The web app source can be found under webapp/build/web. You can host it e.g. using Pythons built-in http server:

python -m http.server -d directory webapp/build/web 8080

The web app expects a spell checking server running under the same hostname on port 44444 (we are currently looking into ways to be able to set the hostname and port for the server endpoint at runtime). If you are running the web app locally you can simply start the spell checking server using nserver:

nserver -c server_config/server.yaml

Then go to your browser to port 8080 to use the web app.

Docker

This project can also be run using Docker. Inside the Docker container both the Command line interfaces and Python API are available for you to use. You can also evaluate model predictions on benchmarks.

Build the Docker image:

make build_docker

Start a Docker container:

make run_docker

You can also pass additional Docker arguments to the make commands by specifying DOCKER_ARGS. For example, to be able to access your GPUs inside the container run make run_docker DOCKER_ARGS="--gpus all". As another example, to mount an additional directory inside the container use make run_docker DOCKER_ARGS="-v /path/to/outside/directory:/path/to/container/directory".

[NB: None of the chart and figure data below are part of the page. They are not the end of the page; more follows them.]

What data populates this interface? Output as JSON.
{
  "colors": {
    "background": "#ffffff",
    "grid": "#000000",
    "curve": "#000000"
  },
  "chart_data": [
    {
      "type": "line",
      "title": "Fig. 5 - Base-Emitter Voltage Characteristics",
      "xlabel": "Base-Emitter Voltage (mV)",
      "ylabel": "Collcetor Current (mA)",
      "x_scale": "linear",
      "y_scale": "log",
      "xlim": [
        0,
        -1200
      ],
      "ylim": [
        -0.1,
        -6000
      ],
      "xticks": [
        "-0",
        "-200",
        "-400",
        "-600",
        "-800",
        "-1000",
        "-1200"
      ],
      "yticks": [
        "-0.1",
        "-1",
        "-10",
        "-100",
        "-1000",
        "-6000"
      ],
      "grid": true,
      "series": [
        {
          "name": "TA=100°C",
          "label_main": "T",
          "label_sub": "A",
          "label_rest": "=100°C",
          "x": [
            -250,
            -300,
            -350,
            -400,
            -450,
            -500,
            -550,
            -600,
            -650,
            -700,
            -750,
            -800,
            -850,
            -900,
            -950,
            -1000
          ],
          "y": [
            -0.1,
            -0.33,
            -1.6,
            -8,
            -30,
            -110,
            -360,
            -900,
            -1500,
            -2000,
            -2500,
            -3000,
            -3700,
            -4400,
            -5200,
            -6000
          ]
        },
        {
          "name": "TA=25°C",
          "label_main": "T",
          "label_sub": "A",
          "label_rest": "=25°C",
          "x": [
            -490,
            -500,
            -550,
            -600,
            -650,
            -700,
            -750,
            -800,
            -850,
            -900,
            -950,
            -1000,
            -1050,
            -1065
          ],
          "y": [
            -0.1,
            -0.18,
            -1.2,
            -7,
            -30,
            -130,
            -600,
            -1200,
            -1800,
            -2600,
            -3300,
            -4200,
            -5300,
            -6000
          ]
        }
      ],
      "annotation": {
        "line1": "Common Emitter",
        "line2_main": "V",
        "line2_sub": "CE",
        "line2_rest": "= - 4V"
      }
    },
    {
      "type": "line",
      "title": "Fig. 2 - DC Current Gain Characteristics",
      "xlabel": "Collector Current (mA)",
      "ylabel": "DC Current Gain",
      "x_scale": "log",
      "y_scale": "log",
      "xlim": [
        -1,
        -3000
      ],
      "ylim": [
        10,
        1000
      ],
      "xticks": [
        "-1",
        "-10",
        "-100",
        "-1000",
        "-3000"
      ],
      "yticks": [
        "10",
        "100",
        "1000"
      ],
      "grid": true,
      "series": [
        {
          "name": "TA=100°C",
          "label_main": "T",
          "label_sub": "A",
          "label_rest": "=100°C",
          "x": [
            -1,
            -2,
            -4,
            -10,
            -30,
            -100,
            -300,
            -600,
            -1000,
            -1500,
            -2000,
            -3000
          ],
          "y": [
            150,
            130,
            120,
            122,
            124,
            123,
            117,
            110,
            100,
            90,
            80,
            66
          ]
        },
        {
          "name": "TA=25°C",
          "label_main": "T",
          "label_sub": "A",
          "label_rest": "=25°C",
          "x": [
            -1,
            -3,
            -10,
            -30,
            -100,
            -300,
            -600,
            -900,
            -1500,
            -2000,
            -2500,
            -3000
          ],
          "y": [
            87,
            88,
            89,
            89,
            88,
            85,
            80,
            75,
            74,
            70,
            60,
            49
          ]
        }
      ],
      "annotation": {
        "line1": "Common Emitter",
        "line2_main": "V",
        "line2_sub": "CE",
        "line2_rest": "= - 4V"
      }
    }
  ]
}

We provide two convenience commands for starting a spell checking server or hosting the web app:

Start a spell checking server on port <outside_port>:

make run_docker_server DOCKER_ARGS="-p <outside_port>:44444"

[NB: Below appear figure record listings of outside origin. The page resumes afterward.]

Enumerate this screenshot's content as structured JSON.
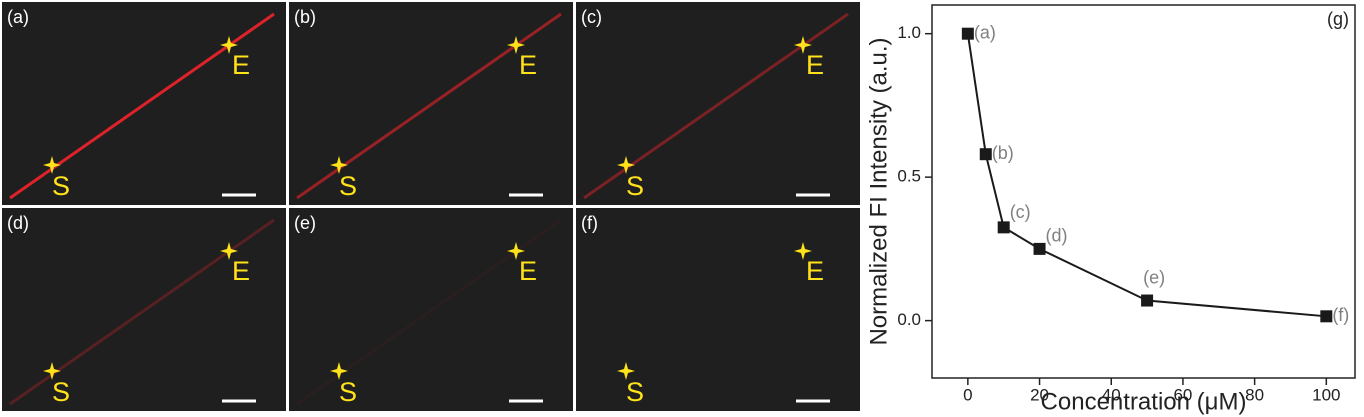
{
  "panels": [
    {
      "label": "(a)",
      "start": "S",
      "end": "E"
    },
    {
      "label": "(b)",
      "start": "S",
      "end": "E"
    },
    {
      "label": "(c)",
      "start": "S",
      "end": "E"
    },
    {
      "label": "(d)",
      "start": "S",
      "end": "E"
    },
    {
      "label": "(e)",
      "start": "S",
      "end": "E"
    },
    {
      "label": "(f)",
      "start": "S",
      "end": "E"
    }
  ],
  "chart_data": {
    "type": "line",
    "x_label": "Concentration (μM)",
    "y_label": "Normalized FI Intensity (a.u.)",
    "annotation": "(g)",
    "x": [
      0,
      5,
      10,
      20,
      50,
      100
    ],
    "values": [
      1.0,
      0.58,
      0.325,
      0.25,
      0.07,
      0.015
    ],
    "point_labels": [
      "(a)",
      "(b)",
      "(c)",
      "(d)",
      "(e)",
      "(f)"
    ],
    "color": "#1a1a1a",
    "label_color": "#808080",
    "xlim": [
      -10,
      108
    ],
    "ylim": [
      -0.2,
      1.1
    ],
    "xticks": [
      0,
      20,
      40,
      60,
      80,
      100
    ],
    "yticks": [
      {
        "value": 0,
        "label": "0.0"
      },
      {
        "value": 0.5,
        "label": "0.5"
      },
      {
        "value": 1,
        "label": "1.0"
      }
    ]
  }
}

Start the web app on port <outside_port> (also runs the spell checking server):

make run_docker_webapp DOCKER_ARGS="-p <outside_port>:8080"

Hint

If you build the Docker image on an AD Server you probably want to use wharfer instead of Docker. To do that call the make commands with the additional argument DOCKER_CMD=wharfer, e.g. make build_docker DOCKER_CMD=wharfer.

Note

The Docker setup is only intended to be used for running the command line tools, Python API, or web app with pretrained or your own models and evaluating benchmarks, but not for training.

Note

Running the Docker container with GPU support assumes that you have the NVIDIA Container Toolkit installed.